If you go for multi-tuner capability, read the fine print. Some have two tuners that each are fully capable and share one cable TV input connection. Some have two tuners that each have different capabilities, so that only one can handle cable TV, and the other can only handle signals from an antenna feeding in OTA signals. Be aware that the signal systems for current digital TV from OTA stations and from cable systems are different, so different tuner capabilities are needed for them, but the tuner makers have designed for this.

The tuners able to handle scrambled premium channel and Pay TV signals on a cable system are just beginning to arrive. For a while the transition systems could actually decode some of the scrambled channels on cable for free if you had a tuner card in your computer, but that is about to end with new coding and decoding standards.

For simply watching a DVD or a copy of it on a hard drive, you do NOT need a tuner card. Most of the work for this task is done by your video card and CPU. In fact, even HD playback from a Blu-Ray disk does not need super-powerful video card capability. However, capturing video from cable with a tuner, especially if you are doing it in the background while working on something else, does require a reasonably powerful CPU, and almost certainly a multi-core CPU with appropriate modern OS and application software. That's why False_Dmitry_II recommended a minimum Athlon II X2 CPU. I would bet he / she pointed at AMD systems because they are powerful enough for the job but typically cheaper than Intel-based systems, even if you go higher in the AMD line for 3- or 4-core CPU's.
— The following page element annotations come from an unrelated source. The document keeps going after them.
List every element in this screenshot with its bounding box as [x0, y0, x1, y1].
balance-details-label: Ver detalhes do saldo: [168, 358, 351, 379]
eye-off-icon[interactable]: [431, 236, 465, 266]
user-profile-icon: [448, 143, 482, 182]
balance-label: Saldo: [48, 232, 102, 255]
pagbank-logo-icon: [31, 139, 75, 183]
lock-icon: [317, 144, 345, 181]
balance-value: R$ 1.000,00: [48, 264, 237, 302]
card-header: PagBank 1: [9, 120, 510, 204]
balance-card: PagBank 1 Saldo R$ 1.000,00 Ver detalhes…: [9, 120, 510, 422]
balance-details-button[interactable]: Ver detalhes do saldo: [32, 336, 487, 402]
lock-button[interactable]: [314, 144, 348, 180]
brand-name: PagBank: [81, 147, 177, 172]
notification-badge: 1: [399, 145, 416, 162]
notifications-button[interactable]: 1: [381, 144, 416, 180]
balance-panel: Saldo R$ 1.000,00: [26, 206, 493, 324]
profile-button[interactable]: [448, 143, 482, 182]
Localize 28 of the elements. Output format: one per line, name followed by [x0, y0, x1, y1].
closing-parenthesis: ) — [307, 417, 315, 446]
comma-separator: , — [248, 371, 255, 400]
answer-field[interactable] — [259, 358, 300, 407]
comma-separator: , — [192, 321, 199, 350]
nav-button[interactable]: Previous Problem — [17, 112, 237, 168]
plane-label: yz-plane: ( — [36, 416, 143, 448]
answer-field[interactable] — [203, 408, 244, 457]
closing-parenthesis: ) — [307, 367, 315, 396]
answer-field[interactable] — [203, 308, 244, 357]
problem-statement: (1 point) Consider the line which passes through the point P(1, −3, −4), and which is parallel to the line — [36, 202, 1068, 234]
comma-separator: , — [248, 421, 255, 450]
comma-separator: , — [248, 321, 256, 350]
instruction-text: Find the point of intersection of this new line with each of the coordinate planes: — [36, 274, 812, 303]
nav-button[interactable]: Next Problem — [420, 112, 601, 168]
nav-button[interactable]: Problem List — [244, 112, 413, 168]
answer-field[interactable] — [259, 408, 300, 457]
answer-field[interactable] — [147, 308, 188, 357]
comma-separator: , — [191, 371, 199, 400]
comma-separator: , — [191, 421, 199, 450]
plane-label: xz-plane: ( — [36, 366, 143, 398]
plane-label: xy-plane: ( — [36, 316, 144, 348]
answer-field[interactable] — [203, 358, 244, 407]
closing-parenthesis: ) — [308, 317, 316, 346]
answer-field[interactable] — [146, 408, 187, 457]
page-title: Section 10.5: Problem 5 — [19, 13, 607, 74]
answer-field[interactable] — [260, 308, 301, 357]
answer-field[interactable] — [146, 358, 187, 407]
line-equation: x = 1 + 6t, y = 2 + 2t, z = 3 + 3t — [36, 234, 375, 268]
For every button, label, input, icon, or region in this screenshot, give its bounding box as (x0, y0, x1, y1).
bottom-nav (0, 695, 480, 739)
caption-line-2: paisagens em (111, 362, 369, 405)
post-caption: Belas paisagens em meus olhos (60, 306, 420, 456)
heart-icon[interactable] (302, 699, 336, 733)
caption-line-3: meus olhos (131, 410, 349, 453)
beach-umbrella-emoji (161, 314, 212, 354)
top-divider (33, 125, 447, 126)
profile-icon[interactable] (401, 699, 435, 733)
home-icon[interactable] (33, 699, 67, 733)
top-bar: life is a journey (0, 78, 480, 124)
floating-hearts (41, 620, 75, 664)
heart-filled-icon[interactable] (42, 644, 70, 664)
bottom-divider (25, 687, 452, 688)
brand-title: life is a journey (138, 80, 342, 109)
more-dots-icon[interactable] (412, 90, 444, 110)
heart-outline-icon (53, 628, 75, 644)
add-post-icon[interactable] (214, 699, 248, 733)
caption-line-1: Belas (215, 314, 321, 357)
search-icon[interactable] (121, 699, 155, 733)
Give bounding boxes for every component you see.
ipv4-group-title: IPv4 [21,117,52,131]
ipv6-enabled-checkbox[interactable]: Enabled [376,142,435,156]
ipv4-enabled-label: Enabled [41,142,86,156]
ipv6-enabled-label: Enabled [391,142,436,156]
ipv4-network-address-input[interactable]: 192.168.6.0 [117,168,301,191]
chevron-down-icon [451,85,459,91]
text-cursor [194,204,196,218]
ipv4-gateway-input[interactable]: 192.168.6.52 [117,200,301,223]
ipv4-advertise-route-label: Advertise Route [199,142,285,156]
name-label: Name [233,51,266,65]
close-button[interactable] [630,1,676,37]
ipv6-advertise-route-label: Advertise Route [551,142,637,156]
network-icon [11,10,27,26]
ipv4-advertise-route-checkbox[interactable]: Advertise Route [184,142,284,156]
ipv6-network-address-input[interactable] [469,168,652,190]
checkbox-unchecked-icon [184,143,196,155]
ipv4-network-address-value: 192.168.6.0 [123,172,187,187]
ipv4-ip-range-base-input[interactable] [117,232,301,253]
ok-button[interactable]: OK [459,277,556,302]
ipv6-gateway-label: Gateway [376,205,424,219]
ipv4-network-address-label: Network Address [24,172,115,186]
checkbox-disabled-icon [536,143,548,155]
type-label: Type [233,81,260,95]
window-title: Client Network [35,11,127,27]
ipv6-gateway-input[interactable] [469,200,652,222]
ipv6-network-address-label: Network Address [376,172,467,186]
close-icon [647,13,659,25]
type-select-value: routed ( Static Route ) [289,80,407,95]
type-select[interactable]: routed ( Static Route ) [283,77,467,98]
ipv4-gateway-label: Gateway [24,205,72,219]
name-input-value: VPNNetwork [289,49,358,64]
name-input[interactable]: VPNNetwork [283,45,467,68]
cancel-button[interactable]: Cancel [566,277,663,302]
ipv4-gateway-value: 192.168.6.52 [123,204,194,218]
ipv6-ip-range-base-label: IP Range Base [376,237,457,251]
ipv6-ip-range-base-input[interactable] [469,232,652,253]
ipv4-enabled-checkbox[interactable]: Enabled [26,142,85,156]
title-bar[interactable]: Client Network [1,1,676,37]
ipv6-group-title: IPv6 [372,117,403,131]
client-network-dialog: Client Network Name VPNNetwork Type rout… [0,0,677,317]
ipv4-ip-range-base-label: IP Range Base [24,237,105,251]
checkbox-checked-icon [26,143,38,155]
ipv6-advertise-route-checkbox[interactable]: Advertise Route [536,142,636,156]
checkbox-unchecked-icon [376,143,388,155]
Regarding copying your DVD collection to hard drives, do some math. A typical DVD movie is around 4 to 5 GB without any of the "bonus features". Your 600-disk collection would require minimum 3 TB to store that IN ADDITION TO the HDD space you use for your operating system, applications and user files. Although HDD's are easily available now in 2 TB sizes, the cost "sweet spot" is still 1.5 TB. So just to start what you plan you will need about three drives of the 1.5 TB size, and maybe at least one more for spare space for the future.

Here's another possibility to consider. What about buying an external HDD enclosure that holds 2 (or 3?) SATA II HDD units, plus 2 or 3 drives of 1.5 to 2.0 TB capacity. Make sure the enclosure has at least BOTH a USB2 interface to the computer and an eSATA interface, and that your computer also has an eSATA interface. Mount the drives in the enclosure, hook it all up via eSATA (a pretty fast interface), and load your DVD collection onto the drives in the box. Now you can record and play back as planned. BUT you also can simply disconnect it, pick up the box, its cable and power supply brick, and take it anywhere to another computer, carrying your whole DVD collection under your arm. Use either eSATA or USB2 to connect to any other computer (even the widely-used USB2 interface should be fast enough for DVD file playback) and play back there. If you do this I recommend do NOT use any RAID capability on the enclosure (if it is included). You will not need the extra speed claimed for RAID0 (it is minimal, and this mode carries much bigger risk of losing ALL the files on the drive), nor the "automatic backup" that RAID1 provides (because it uses up twice as much disk space to achieve this!).